LILYFIELD’S 2024 DAYLILY INTRODUCTIONS

God creates and God creates creators, letting it all loose and saying “Here you go, paint what you want, with all the time and resources of heaven available to you.”

So here is this year’s painting, proven in the recent drought years of the Lake Diefenbaker area.

The sky of summer and fall was in a constant glow of the smoke covered sun from the forest fires that blazed in northern Saskatchewan, Alberta and British Columbia. Many flower photos taken over the last few years are tinted with an alpenglow effect. Clear blue skies were rare and the dusty peach colouring of ‘Alpenglow Hour’ is a nod to hazy summer light.

‘Alpenglow Hour’ grew and multiplied out in the windswept field with minimal watering. 10 years in the making, these big glowing flowers are ready to leave Lilyfield and flourish in another garden.
‘Aplenglow Hour’ has huge reflexed flowers that would make a statement plant in any perennial garden.

The second in the dry summer series is tall and strong ‘Sweetgrass’. This daylily reaches to the sun carrying beautifully formed peach and mauve flowers. ‘Sweetgrass’ brings new colour, form and pattern into our tall group of daylilies that include creamy yellow Prairie Elevator, and bronze orange Old Fashion Plain.

‘Sweetgrass’ will elevate your eyes in the garden. Wouldn’t it pair great with a silvery grey companion plant?

Flower form is what catches my eye when I’m first looking at a new seedling. I love an evenly round cheery face and “Sweetgrass’ has that.

Our third release from the garden is the fancy faced ‘Levin’. What makes ‘Levin so special is that it is a baby from our own wildly unique ‘River Walks And Lattes’. They both exhibit a beautiful purple pattern around the eyezone that extends onto the flower petals.

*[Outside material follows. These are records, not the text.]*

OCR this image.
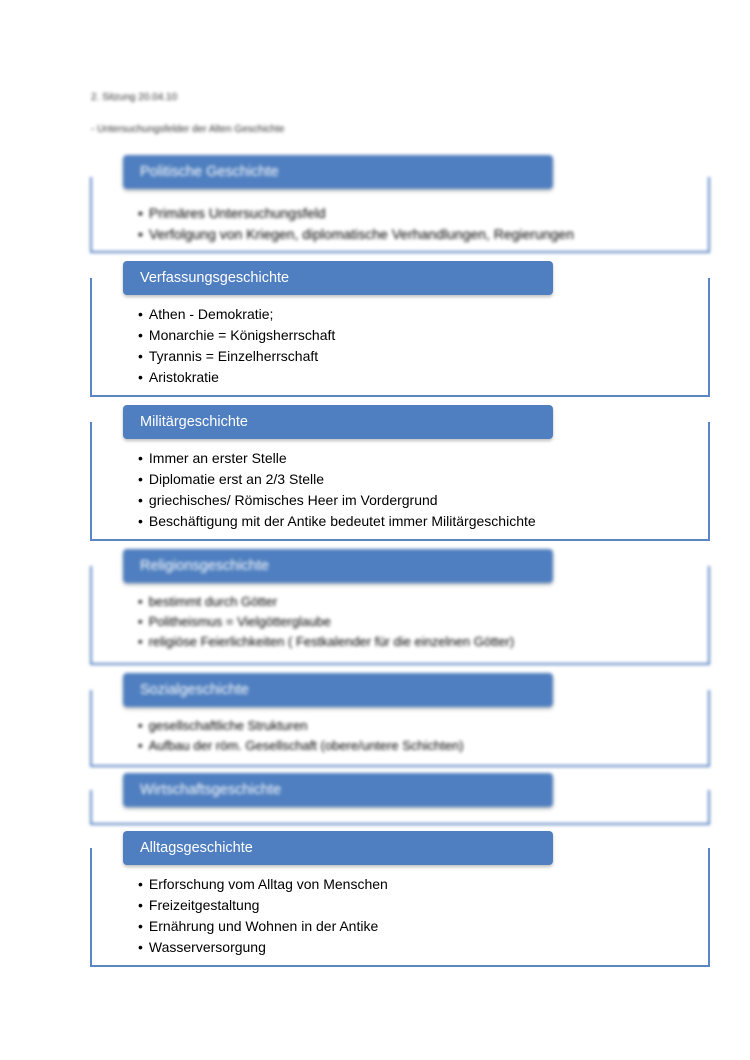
2. Sitzung 20.04.10
- Untersuchungsfelder der Alten Geschichte
Politische Geschichte
• Primäres Untersuchungsfeld
• Verfolgung von Kriegen, diplomatische Verhandlungen, Regierungen
Verfassungsgeschichte
• Athen - Demokratie;
• Monarchie = Königsherrschaft
• Tyrannis = Einzelherrschaft
• Aristokratie
Militärgeschichte
• Immer an erster Stelle
• Diplomatie erst an 2/3 Stelle
• griechisches/ Römisches Heer im Vordergrund
• Beschäftigung mit der Antike bedeutet immer Militärgeschichte
Religionsgeschichte
• bestimmt durch Götter
• Politheismus = Vielgötterglaube
• religiöse Feierlichkeiten ( Festkalender für die einzelnen Götter)
Sozialgeschichte
• gesellschaftliche Strukturen
• Aufbau der röm. Gesellschaft (obere/untere Schichten)
Wirtschaftsgeschichte
Alltagsgeschichte
• Erforschung vom Alltag von Menschen
• Freizeitgestaltung
• Ernährung und Wohnen in der Antike
• Wasserversorgung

River Walks and Lattes daylily pattern face beside Levin compare
‘River Walks and Lattes’ mother plant, on the left, beside ‘Levin’ on the right.

Levin has a simple petal form that recurves nicely on warm days. The flower petals create a cream bowl shape that highlights the purple pattern above the vibrant yellow throat. ‘Levin’ is named for the farming character in Leo Tolstoy’s Anna Karenina. While Levin worked in the fields and managed the farm, his mind was thinking about how one goes about becoming a good person and sharing that with others.

It is a privilege to invest time to work among these perennial flowers for improved varieties, it is a lonely and quiet task. As I dab pollen, plant seed, dig and divide giant clumps of overgrown daylilies, there I can think through how I can actively do the good I know to do. It is like a 12 step program in the dirt.

Thank you for letting me share the special plants that have been grown here at Lilyfield.